友達の友達
「人を6人。
始めの人から6人数珠繋ぎで辿ると、世界中誰にでも行き着く事が出来るとか。
人には50人の知り合いがいると仮定すると、50の6乗で総人口を超えるからだ。」
「すげー。
何人?」
「世界人口が80億人くらいで、50の6乗が156億2500万だから倍くらい多くなるんだ。」
六次の隔たりという机上の空論だが、実験を行うと意外と遠くない数字が出るらしい。
一人一人追って行った場合でも7人目程でつながれるとか。
「つまり、怖い話なんかで出てくる友達の友達という相手の対象は聞き手から見て語り手がいるからそれで50。
その友達で50、さらに友達で50人が含まれる訳だろう?
つまり12万5千人が対象というわけだ。
そこそこの市の人口だよ。
多いよねぇ。
とてもじゃないが追いきれないが、あえて追ってみる事にしたんだ。
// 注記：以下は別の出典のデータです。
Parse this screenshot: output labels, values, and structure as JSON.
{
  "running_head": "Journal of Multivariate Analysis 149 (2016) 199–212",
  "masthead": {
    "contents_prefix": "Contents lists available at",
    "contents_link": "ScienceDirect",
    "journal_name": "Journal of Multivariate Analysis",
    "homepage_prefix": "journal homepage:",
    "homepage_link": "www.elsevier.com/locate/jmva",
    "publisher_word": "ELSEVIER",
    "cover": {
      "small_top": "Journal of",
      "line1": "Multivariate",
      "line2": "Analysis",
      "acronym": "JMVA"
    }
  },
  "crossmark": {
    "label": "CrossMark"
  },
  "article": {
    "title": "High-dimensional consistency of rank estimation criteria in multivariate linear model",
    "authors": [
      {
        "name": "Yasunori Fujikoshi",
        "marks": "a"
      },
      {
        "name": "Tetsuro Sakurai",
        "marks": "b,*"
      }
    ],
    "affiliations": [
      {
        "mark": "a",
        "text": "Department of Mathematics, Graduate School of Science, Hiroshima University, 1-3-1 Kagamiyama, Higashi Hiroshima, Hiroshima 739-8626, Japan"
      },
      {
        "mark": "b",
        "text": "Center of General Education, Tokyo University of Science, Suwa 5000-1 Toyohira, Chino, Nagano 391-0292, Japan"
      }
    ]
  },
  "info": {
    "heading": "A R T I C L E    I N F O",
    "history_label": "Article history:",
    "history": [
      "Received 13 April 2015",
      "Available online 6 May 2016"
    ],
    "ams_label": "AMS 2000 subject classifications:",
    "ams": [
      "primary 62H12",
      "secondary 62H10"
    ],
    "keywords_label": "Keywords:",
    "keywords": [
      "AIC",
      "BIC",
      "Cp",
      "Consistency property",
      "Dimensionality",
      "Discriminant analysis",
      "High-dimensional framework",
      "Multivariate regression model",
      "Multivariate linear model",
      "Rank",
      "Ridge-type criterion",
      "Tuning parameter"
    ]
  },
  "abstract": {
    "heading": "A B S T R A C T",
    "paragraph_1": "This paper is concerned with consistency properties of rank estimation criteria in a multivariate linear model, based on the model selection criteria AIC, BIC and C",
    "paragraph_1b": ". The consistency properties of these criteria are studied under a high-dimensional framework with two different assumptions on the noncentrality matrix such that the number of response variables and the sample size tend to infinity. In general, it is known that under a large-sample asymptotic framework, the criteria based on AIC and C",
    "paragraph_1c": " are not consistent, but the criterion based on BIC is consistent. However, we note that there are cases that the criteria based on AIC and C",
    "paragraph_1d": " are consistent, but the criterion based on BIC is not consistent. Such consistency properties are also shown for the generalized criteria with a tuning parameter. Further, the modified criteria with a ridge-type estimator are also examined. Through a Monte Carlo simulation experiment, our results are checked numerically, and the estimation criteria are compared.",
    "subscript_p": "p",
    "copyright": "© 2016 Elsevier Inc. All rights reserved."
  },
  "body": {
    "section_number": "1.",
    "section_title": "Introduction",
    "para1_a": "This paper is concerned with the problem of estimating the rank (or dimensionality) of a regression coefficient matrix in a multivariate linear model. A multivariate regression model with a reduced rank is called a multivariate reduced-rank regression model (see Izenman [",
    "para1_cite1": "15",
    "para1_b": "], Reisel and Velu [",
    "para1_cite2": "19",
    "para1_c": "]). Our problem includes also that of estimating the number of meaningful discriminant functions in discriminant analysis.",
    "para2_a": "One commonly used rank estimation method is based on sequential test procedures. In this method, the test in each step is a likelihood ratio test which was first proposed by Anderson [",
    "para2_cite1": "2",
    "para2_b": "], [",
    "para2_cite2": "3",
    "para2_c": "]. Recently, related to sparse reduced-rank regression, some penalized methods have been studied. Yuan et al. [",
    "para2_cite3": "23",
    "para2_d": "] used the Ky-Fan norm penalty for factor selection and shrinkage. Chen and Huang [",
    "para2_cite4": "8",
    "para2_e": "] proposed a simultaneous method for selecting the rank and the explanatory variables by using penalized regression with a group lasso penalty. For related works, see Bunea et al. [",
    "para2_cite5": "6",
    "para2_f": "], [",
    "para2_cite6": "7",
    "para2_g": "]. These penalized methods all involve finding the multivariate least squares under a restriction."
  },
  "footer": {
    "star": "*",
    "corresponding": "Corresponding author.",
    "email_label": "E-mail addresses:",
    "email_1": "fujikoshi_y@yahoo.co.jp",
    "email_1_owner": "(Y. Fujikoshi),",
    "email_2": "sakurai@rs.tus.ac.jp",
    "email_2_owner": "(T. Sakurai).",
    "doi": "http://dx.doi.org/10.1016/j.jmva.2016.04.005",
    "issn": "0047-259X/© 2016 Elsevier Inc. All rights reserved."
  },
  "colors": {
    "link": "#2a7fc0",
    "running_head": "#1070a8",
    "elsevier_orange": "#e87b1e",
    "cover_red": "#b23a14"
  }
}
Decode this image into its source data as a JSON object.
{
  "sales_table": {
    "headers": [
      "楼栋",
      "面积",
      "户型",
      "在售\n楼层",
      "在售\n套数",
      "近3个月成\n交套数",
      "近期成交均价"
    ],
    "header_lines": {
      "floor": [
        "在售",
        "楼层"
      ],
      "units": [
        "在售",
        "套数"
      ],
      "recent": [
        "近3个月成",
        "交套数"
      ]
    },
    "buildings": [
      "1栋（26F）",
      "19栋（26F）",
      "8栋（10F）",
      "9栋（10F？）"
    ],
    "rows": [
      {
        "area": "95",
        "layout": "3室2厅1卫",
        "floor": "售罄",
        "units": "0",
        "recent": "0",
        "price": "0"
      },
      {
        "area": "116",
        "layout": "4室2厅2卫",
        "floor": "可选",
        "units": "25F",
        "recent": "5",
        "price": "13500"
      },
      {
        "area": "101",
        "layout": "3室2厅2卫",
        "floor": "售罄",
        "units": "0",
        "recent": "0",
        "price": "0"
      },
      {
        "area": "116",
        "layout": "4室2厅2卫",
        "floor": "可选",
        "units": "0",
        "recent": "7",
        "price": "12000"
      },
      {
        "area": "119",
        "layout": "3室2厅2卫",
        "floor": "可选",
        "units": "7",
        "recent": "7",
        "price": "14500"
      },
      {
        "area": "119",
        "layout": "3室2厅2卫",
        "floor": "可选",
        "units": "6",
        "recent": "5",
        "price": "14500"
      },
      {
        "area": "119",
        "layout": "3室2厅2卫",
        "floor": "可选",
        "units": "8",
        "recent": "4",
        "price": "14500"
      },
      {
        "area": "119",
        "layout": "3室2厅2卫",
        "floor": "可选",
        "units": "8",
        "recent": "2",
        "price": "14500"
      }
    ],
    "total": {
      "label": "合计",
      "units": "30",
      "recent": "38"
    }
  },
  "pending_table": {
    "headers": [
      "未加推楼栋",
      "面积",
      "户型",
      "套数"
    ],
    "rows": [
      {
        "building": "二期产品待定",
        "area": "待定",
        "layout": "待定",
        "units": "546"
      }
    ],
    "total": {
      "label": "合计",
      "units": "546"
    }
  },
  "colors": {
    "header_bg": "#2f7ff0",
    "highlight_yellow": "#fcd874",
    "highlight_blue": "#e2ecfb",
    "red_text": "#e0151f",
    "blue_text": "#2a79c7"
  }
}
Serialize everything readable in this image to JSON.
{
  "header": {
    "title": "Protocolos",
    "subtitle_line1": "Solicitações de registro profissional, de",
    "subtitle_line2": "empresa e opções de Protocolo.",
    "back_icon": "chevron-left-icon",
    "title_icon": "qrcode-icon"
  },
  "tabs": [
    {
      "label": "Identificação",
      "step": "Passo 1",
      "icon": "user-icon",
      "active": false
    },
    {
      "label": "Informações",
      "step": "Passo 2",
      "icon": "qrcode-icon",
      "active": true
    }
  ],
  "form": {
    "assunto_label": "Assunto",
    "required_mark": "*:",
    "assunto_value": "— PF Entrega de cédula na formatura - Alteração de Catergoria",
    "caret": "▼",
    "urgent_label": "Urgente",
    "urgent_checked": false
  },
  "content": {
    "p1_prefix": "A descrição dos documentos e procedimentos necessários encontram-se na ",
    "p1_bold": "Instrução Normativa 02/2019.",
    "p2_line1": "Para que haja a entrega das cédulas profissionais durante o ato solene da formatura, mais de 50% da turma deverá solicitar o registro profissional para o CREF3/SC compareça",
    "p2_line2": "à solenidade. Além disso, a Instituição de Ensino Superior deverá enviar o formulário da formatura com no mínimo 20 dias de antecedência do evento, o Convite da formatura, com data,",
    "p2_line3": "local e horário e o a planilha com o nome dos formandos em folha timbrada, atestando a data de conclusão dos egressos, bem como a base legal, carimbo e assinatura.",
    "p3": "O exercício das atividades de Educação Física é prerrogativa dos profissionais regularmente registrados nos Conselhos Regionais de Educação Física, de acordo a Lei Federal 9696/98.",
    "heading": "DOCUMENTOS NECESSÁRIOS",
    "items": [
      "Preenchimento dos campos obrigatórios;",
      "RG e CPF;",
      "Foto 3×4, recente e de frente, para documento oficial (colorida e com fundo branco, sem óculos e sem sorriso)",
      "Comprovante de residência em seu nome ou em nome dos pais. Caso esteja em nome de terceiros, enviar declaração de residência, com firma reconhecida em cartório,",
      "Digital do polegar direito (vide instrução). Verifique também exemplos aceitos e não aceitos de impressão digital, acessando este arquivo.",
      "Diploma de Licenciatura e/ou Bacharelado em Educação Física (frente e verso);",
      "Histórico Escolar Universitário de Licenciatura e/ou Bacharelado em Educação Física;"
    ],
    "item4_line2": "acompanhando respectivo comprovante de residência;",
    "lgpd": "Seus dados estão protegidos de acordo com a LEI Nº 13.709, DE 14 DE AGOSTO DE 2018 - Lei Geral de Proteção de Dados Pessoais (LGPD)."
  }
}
」
追い探す噂は当時そこそこ広がっていたラブホテルの一室の怪談である。
まぁ、話自体はよくある、そこに泊まると呪われるだとか、カップルに嫉妬している女の幽霊が出るだとかそういったものだ。
そのホテルは立地もいいのと、宿泊料金は普通だが休憩料金が安かったので人気があった。
気軽にそういう所へ入れる様になった頃に利用した事もあったが、先生の話に出てくる怪談を何年も経ってから別の人から聞いた時は笑ってしまった。
「まずそれを話していた人から話を聞いた所、やはり友人から聞いたとの事で、その友人を紹介してもらったんだ。
それでね?
そうして怪談の出どころを聞いてまわった結果、今14人目まで来ている。
50の14乗だね。
幾つになるか分かるかい?」
「ううん。」
「6000垓以上さ。」
「がい?」
「うん。
星の数程って慣用句があるが、空に浮かんで見えるより全然多い程だね。
こうなると、逆に不思議だ。
始まりはあるはずなのに、追っても追っても始まりに辿りつかない。
キチンと話をした本人に聞いて話を聞いた人に繋げてもらったのだから、効率よく追えているはずなのに、だ。」
例えば、礼儀や相手の都合を無視した場合、小学生当時の俺でさえ、総理大臣に辿り着けるだろう。
自分の父親、車のディーラー、いくつか経由する必要はあるかもしれないが、車の製造元の社長へ飛べばおそらく辿り着ける。
更にそこからテレビ局のお偉いさんへと飛べば海外スターすら届く範囲だ。
なのに怪談の始まりには届かない。
不思議な話である。
「途中で俺が考えたんだって言うやつが居てもいいと思ったんだけどね、意外と居なかったよ。
始める前は、安くて人気のラブホテルを自分が利用しやすい様に噂を流したんだと思ってたんだ。
だから軽い気持ちで追ってみたんだけどさ、意外な結果だったね。
まるで、この怪談自体が幽霊の様だよ。」
世に蔓延る様々な噂は出所のしれないものが殆どで、元へと追っていくやつも記者でもなければ、まぁいないだろう。
「あのさ。」
「うん?」
「ラブホテルってなに?
ホテルだから、泊まるところ?
先生は行ったことあるの?
楽しい?」
「…あ、あぁ!
…勿論だとも、勿論だとも!
た、楽しいさ!
朝食が美味しかったなぁ!」
今思うと我ながら残酷な質問だった。
平日の放課時間に度々小学生と話す、大人だか大学生だかなのだ、先生は。
思いっきり社会不適合者である事は間違いない。
偏った知識を子供に吹聴して周る変人なのだ。
モテるはずなどあろう訳がない。
断言できる。
先生はモテなかったはずだ。
そしてなにより、4件だった。
4件。
先生のケータイの登録人数だ。
今ならその事の深刻さが分かるというもので、背筋が凍る気持ちがした。
というか先生、六次の隔たりの外にいるじゃないか。